A deskilled work force is efficient; it’s calculable, predictable, and most important, very easy to control. An example of this is how easily companies like McDonalds have been able to squash labor unions every time they have attempted to be established within their restaurants. Eric Schlosser’s information on the act of “stroking” is extremely important to understand when speaking of control.Stroking is the activity of training managers to quite literally “stroke” the egos of employees, praise and little rewards such as plastic key chains, are given to recognize hard work from employees. This technique promoted by David Novak, the president of Tricon Global Restaurants (the owners of Pizza Hut, Taco Bell and KFC) for use in his businesses.
He gave a speech about making the job fun and how plastic chili peppers and rubber chickens cost less than pay raises and inspired team work (Fast Food Nation, page 88).The Little Red Book that was handed out to the employees at Pizza Huts around the world was accompanied by a pack of cartoony paper tomatoes. On these tomatoes employees were encouraged to write notes to each other about how they were doing a good job. At the same time they were told pay raises would be delayed, for the third year in a row. As standardization slowly seeps into more and more businesses, in the name of efficiency, cutting costs, and maximizing profits, as more and more jobs are deskilled further and further, as workers are slowly culled more and more into becoming skill less, replaceable, cogs in corporate machines.
Where will this leave the society of the world? How long before the Little Red Book on Bed Side Mannerisms, is printed and handed to the score of skill less people that make up a “doctor” is common place.
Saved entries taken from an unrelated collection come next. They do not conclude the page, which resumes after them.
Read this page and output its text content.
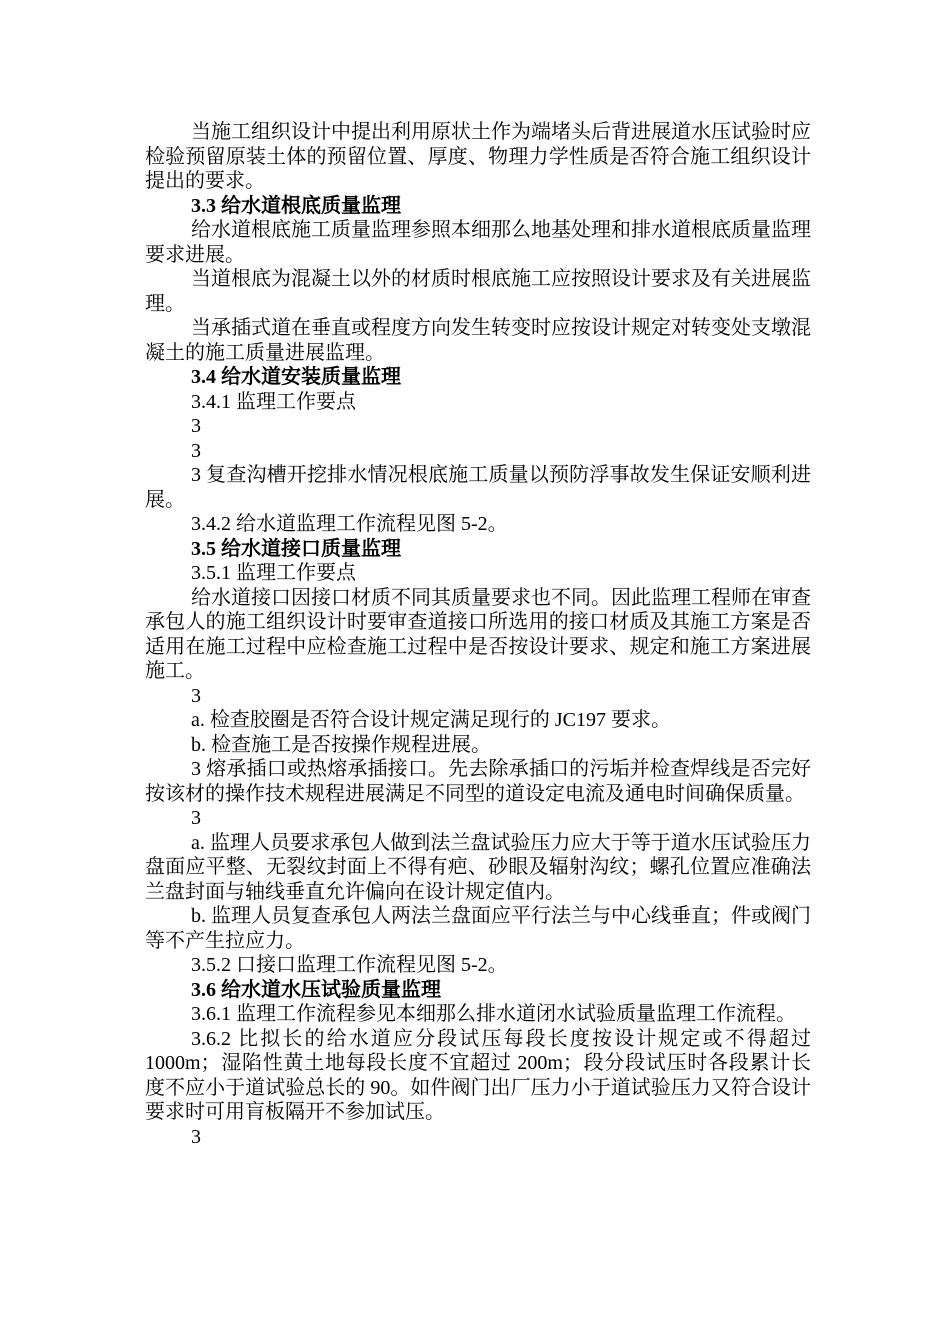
当施工组织设计中提出利用原状土作为端堵头后背进展道水压试验时应检验预留原装土体的预留位置、厚度、物理力学性质是否符合施工组织设计提出的要求。

3.3 给水道根底质量监理

给水道根底施工质量监理参照本细那么地基处理和排水道根底质量监理要求进展。

当道根底为混凝土以外的材质时根底施工应按照设计要求及有关进展监理。

当承插式道在垂直或程度方向发生转变时应按设计规定对转变处支墩混凝土的施工质量进展监理。

3.4 给水道安装质量监理

3.4.1 监理工作要点

3

3

3 复查沟槽开挖排水情况根底施工质量以预防浮事故发生保证安顺利进展。

3.4.2 给水道监理工作流程见图 5-2。

3.5 给水道接口质量监理

3.5.1 监理工作要点

给水道接口因接口材质不同其质量要求也不同。因此监理工程师在审查承包人的施工组织设计时要审查道接口所选用的接口材质及其施工方案是否适用在施工过程中应检查施工过程中是否按设计要求、规定和施工方案进展施工。

3

a. 检查胶圈是否符合设计规定满足现行的 JC197 要求。

b. 检查施工是否按操作规程进展。

3 熔承插口或热熔承插接口。先去除承插口的污垢并检查焊线是否完好按该材的操作技术规程进展满足不同型的道设定电流及通电时间确保质量。

3

a. 监理人员要求承包人做到法兰盘试验压力应大于等于道水压试验压力盘面应平整、无裂纹封面上不得有疤、砂眼及辐射沟纹；螺孔位置应准确法兰盘封面与轴线垂直允许偏向在设计规定值内。

b. 监理人员复查承包人两法兰盘面应平行法兰与中心线垂直；件或阀门等不产生拉应力。

3.5.2 口接口监理工作流程见图 5-2。

3.6 给水道水压试验质量监理

3.6.1 监理工作流程参见本细那么排水道闭水试验质量监理工作流程。

3.6.2 比拟长的给水道应分段试压每段长度按设计规定或不得超过 1000m；湿陷性黄土地每段长度不宜超过 200m；段分段试压时各段累计长度不应小于道试验总长的 90。如件阀门出厂压力小于道试验压力又符合设计要求时可用肓板隔开不参加试压。

3
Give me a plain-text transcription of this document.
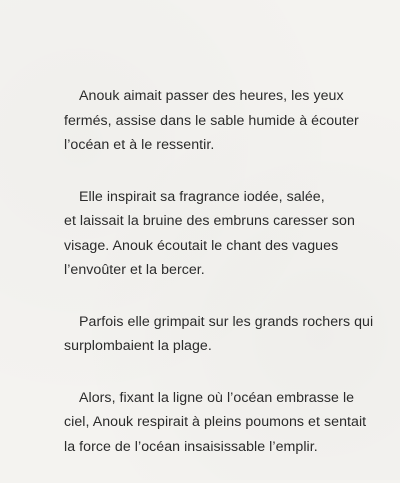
Anouk aimait passer des heures, les yeux
fermés, assise dans le sable humide à écouter
l’océan et à le ressentir.

Elle inspirait sa fragrance iodée, salée,
et laissait la bruine des embruns caresser son
visage. Anouk écoutait le chant des vagues
l’envoûter et la bercer.

Parfois elle grimpait sur les grands rochers qui
surplombaient la plage.

Alors, fixant la ligne où l’océan embrasse le
ciel, Anouk respirait à pleins poumons et sentait
la force de l’océan insaisissable l’emplir.
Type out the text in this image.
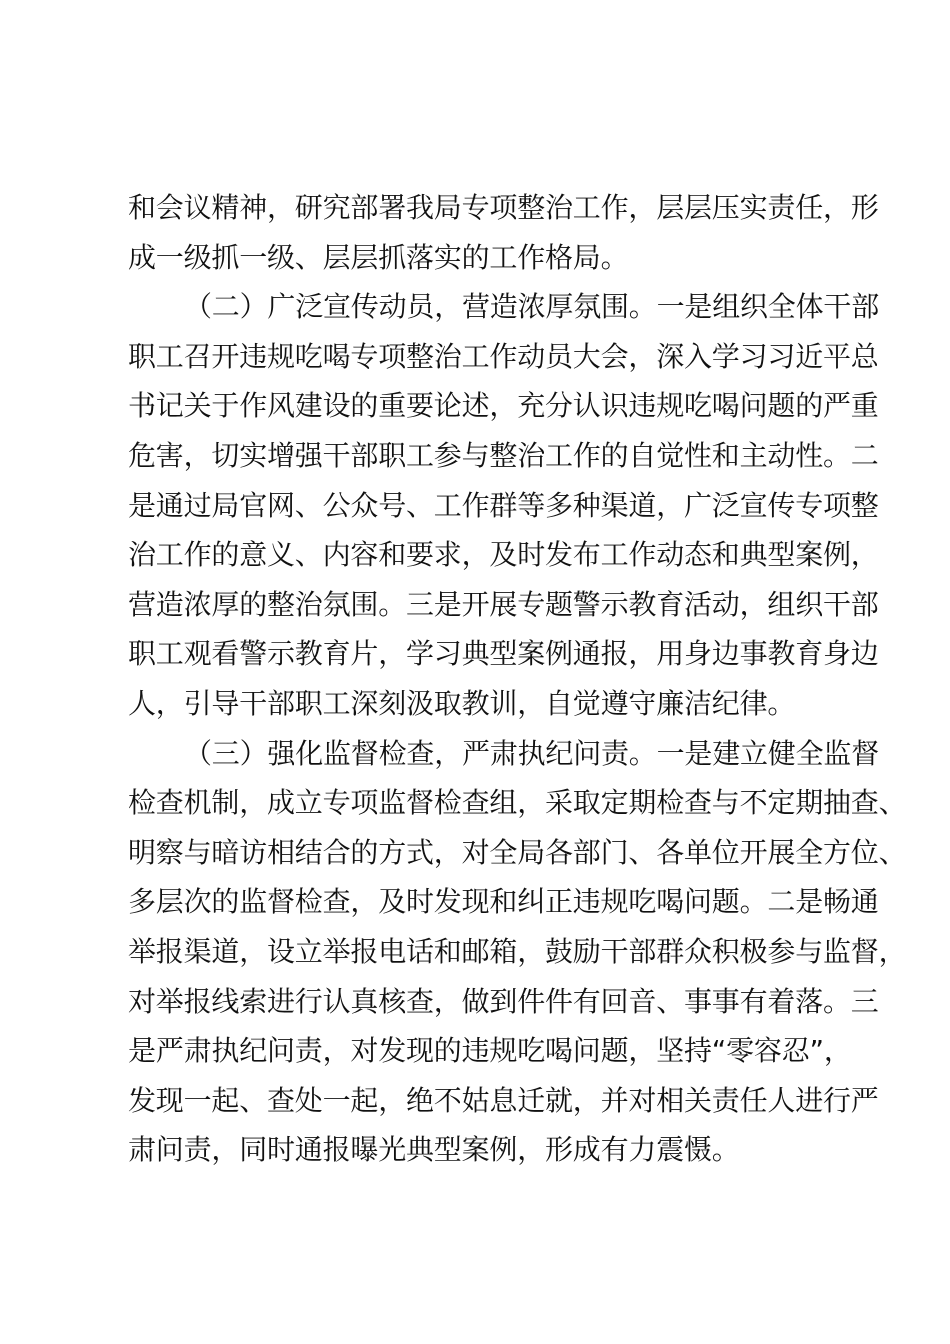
和会议精神，研究部署我局专项整治工作，层层压实责任，形
成一级抓一级、层层抓落实的工作格局。
（二）广泛宣传动员，营造浓厚氛围。一是组织全体干部
职工召开违规吃喝专项整治工作动员大会，深入学习习近平总
书记关于作风建设的重要论述，充分认识违规吃喝问题的严重
危害，切实增强干部职工参与整治工作的自觉性和主动性。二
是通过局官网、公众号、工作群等多种渠道，广泛宣传专项整
治工作的意义、内容和要求，及时发布工作动态和典型案例，
营造浓厚的整治氛围。三是开展专题警示教育活动，组织干部
职工观看警示教育片，学习典型案例通报，用身边事教育身边
人，引导干部职工深刻汲取教训，自觉遵守廉洁纪律。
（三）强化监督检查，严肃执纪问责。一是建立健全监督
检查机制，成立专项监督检查组，采取定期检查与不定期抽查、
明察与暗访相结合的方式，对全局各部门、各单位开展全方位、
多层次的监督检查，及时发现和纠正违规吃喝问题。二是畅通
举报渠道，设立举报电话和邮箱，鼓励干部群众积极参与监督，
对举报线索进行认真核查，做到件件有回音、事事有着落。三
是严肃执纪问责，对发现的违规吃喝问题，坚持“零容忍”，
发现一起、查处一起，绝不姑息迁就，并对相关责任人进行严
肃问责，同时通报曝光典型案例，形成有力震慑。
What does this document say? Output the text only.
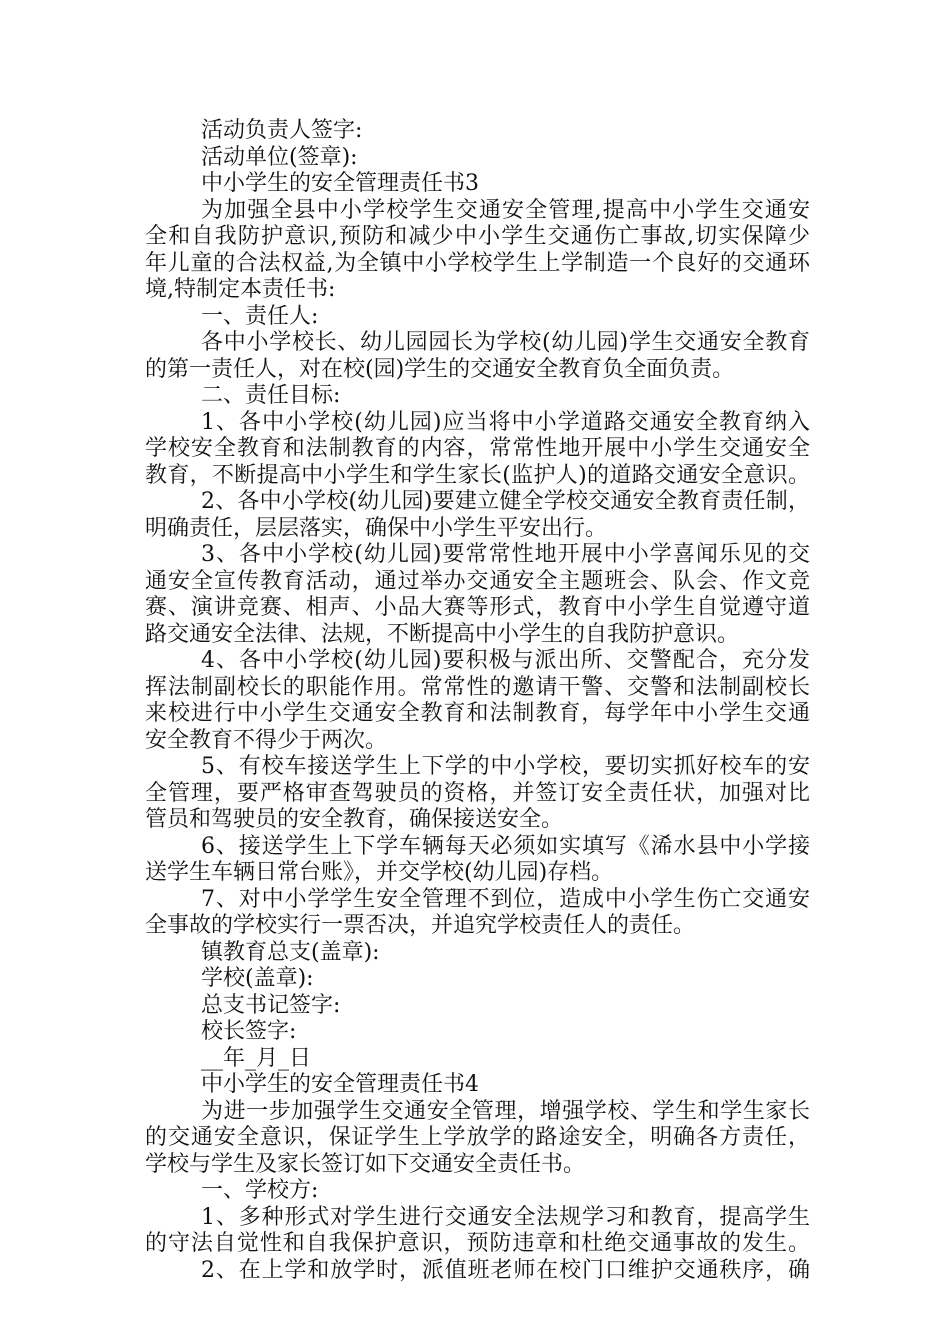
活动负责人签字:

活动单位(签章):

中小学生的安全管理责任书3

为加强全县中小学校学生交通安全管理,提高中小学生交通安

全和自我防护意识,预防和减少中小学生交通伤亡事故,切实保障少

年儿童的合法权益,为全镇中小学校学生上学制造一个良好的交通环

境,特制定本责任书:

一、责任人:

各中小学校长、幼儿园园长为学校(幼儿园)学生交通安全教育

的第一责任人，对在校(园)学生的交通安全教育负全面负责。

二、责任目标:

1、各中小学校(幼儿园)应当将中小学道路交通安全教育纳入

学校安全教育和法制教育的内容，常常性地开展中小学生交通安全

教育，不断提高中小学生和学生家长(监护人)的道路交通安全意识。

2、各中小学校(幼儿园)要建立健全学校交通安全教育责任制，

明确责任，层层落实，确保中小学生平安出行。

3、各中小学校(幼儿园)要常常性地开展中小学喜闻乐见的交

通安全宣传教育活动，通过举办交通安全主题班会、队会、作文竞

赛、演讲竞赛、相声、小品大赛等形式，教育中小学生自觉遵守道

路交通安全法律、法规，不断提高中小学生的自我防护意识。

4、各中小学校(幼儿园)要积极与派出所、交警配合，充分发

挥法制副校长的职能作用。常常性的邀请干警、交警和法制副校长

来校进行中小学生交通安全教育和法制教育，每学年中小学生交通

安全教育不得少于两次。

5、有校车接送学生上下学的中小学校，要切实抓好校车的安

全管理，要严格审查驾驶员的资格，并签订安全责任状，加强对比

管员和驾驶员的安全教育，确保接送安全。

6、接送学生上下学车辆每天必须如实填写《浠水县中小学接

送学生车辆日常台账》，并交学校(幼儿园)存档。

7、对中小学学生安全管理不到位，造成中小学生伤亡交通安

全事故的学校实行一票否决，并追究学校责任人的责任。

镇教育总支(盖章):

学校(盖章):

总支书记签字:

校长签字:

__年_月_日

中小学生的安全管理责任书4

为进一步加强学生交通安全管理，增强学校、学生和学生家长

的交通安全意识，保证学生上学放学的路途安全，明确各方责任，

学校与学生及家长签订如下交通安全责任书。

一、学校方:

1、多种形式对学生进行交通安全法规学习和教育，提高学生

的守法自觉性和自我保护意识，预防违章和杜绝交通事故的发生。

2、在上学和放学时，派值班老师在校门口维护交通秩序，确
Once in our society you could walk up to a butcher a very well trained, well payed, highly skilled, individual and ask him any question you had about the meat you intended to purchase that day, and he could tell you. The cook at your local restaurant could tell you how everything you were eating was prepared. In a matter of less than fifty years these people have almost vanished.It is doubtful that before long your family practitioner will have to answer a question with, “I’ll have to ask my manager.
” As an employee of a fast food restaurant, I see how standardization has completely removed the ability to think from intelligent and rational human beings. One day the store I work for ran out of boxes for a particular type of pizza, for a minute one of the employees stood their wondering what to do, I calmly stated to put the pizza in a different box that it also fit in, they nodded slowly and did it. That employee, was my manager.